The old gardener looked at her with an intelligent grin, inwardly remarking that Missy was a deep one, she was. The aeronaut laughed with incontinent heartiness. The Colonel explained to her how the accident had occurred. After which Reginald Hampton climbed out of his nest, reached terra firma, and found himself entirely satisfied with the slim beauty of his rescuer.

The moment might have been an embarrassing one for the average man; it was, however, precisely the kind of situation that Reginald Hampton most enjoyed.

"Delighted to make your acquaintance at closer quarters," he remarked, first raising his cap to the Colonel, and then extending his hand. "Your daughter, I presume?" he added, turning to Violet Currie. "I am glad, by the way, she did not happen to be occupying the hammock there, or my abrupt descent might have startled her somewhat."

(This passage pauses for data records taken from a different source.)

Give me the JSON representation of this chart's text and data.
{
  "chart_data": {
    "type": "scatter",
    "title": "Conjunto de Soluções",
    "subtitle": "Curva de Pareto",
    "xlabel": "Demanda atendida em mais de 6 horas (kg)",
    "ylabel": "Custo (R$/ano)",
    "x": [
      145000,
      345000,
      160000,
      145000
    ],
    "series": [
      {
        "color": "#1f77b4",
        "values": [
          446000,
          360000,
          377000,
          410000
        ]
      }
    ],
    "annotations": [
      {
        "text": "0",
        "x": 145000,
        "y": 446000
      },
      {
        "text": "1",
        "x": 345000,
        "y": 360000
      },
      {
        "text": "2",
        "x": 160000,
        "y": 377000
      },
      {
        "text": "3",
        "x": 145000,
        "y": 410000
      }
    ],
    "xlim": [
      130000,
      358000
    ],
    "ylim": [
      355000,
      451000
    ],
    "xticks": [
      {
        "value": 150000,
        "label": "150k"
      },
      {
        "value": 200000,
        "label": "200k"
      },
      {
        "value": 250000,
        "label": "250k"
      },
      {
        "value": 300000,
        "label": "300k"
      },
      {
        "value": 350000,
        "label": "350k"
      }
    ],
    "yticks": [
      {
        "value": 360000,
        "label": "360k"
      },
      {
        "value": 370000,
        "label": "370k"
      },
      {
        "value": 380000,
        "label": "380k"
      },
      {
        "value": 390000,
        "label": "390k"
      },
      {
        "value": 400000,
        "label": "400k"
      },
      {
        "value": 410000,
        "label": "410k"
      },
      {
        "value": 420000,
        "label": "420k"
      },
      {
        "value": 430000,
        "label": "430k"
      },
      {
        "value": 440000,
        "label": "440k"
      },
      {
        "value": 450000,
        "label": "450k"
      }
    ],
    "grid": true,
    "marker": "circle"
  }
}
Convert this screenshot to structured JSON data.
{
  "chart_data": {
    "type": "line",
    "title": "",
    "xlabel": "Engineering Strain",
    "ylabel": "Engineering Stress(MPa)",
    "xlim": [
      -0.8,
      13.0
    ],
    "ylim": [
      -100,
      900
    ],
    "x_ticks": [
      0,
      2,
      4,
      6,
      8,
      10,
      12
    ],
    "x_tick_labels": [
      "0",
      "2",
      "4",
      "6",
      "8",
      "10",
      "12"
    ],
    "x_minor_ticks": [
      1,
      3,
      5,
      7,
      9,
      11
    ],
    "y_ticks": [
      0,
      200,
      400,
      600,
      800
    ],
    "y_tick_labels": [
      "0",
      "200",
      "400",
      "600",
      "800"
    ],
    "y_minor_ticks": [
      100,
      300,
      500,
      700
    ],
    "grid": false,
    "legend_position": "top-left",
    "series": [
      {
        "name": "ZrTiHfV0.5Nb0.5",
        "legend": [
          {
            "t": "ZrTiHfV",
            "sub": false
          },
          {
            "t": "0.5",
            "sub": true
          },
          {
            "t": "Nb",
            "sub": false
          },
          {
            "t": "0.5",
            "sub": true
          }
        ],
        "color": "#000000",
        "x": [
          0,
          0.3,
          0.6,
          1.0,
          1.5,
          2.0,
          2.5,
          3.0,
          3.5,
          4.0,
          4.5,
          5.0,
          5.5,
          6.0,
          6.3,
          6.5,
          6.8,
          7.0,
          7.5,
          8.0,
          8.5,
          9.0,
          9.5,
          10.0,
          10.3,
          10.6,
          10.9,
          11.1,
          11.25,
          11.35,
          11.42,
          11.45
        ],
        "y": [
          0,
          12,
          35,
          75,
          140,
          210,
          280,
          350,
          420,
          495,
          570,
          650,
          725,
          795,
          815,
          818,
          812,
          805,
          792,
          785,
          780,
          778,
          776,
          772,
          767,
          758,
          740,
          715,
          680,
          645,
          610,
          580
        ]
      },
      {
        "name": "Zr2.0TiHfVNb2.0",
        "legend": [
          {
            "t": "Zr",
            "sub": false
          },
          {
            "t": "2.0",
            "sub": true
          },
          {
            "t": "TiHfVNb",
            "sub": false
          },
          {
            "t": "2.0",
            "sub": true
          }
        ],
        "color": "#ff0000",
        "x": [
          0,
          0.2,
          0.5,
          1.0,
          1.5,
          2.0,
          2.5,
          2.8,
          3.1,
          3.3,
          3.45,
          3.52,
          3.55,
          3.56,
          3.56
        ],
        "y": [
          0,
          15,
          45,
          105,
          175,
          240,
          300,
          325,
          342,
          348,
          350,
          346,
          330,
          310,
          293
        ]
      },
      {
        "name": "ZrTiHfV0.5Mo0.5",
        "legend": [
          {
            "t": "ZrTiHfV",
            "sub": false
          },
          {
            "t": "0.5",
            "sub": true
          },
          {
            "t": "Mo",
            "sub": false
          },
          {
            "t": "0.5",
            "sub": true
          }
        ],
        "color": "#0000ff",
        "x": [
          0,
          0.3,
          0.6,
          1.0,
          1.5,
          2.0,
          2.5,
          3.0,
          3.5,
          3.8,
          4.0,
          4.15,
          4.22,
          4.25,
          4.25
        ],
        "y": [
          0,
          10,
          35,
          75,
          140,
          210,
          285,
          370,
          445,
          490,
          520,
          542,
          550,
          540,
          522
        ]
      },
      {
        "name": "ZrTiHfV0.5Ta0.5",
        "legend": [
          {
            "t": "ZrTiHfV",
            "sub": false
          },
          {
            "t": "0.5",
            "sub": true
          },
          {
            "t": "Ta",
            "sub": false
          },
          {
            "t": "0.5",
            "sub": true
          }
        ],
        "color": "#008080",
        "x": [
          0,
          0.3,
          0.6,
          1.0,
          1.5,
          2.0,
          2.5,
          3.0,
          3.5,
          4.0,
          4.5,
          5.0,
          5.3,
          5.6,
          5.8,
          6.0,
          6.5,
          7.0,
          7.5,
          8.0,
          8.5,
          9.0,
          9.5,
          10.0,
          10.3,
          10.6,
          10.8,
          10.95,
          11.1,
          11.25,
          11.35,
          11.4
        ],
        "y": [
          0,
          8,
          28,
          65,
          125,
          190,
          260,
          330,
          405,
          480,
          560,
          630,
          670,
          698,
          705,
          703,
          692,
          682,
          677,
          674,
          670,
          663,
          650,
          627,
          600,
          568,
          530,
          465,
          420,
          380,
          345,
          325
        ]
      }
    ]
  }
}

"So it might, so it might," responded his host, urbanely. "Now, let us go indoors; you must be positively famishing, and that port of mine is itching, I know, to see the light of day."

"What a time you are going to have!" whispered the girl, as they took their places at table.

He and she managed to stave off the evil day until lunch was half over; but procrastination was not nearly as wholesale a thief of time as they wished him to be.

"Now, about those two unique dahlias of yours," began the Colonel; "you really must allow me to come and see them."

"Delighted, sir. Any time that may be convenient to you. Come and spend a week with me."

"You are very kind. I should say to-morrow if, literally, any time would do," laughed the Colonel; "but I think even you cannot induce dahlias to flower before July."

"Well, no. Of course, my 'anytime' presupposed these natural limits," said the aeronaut, aloud.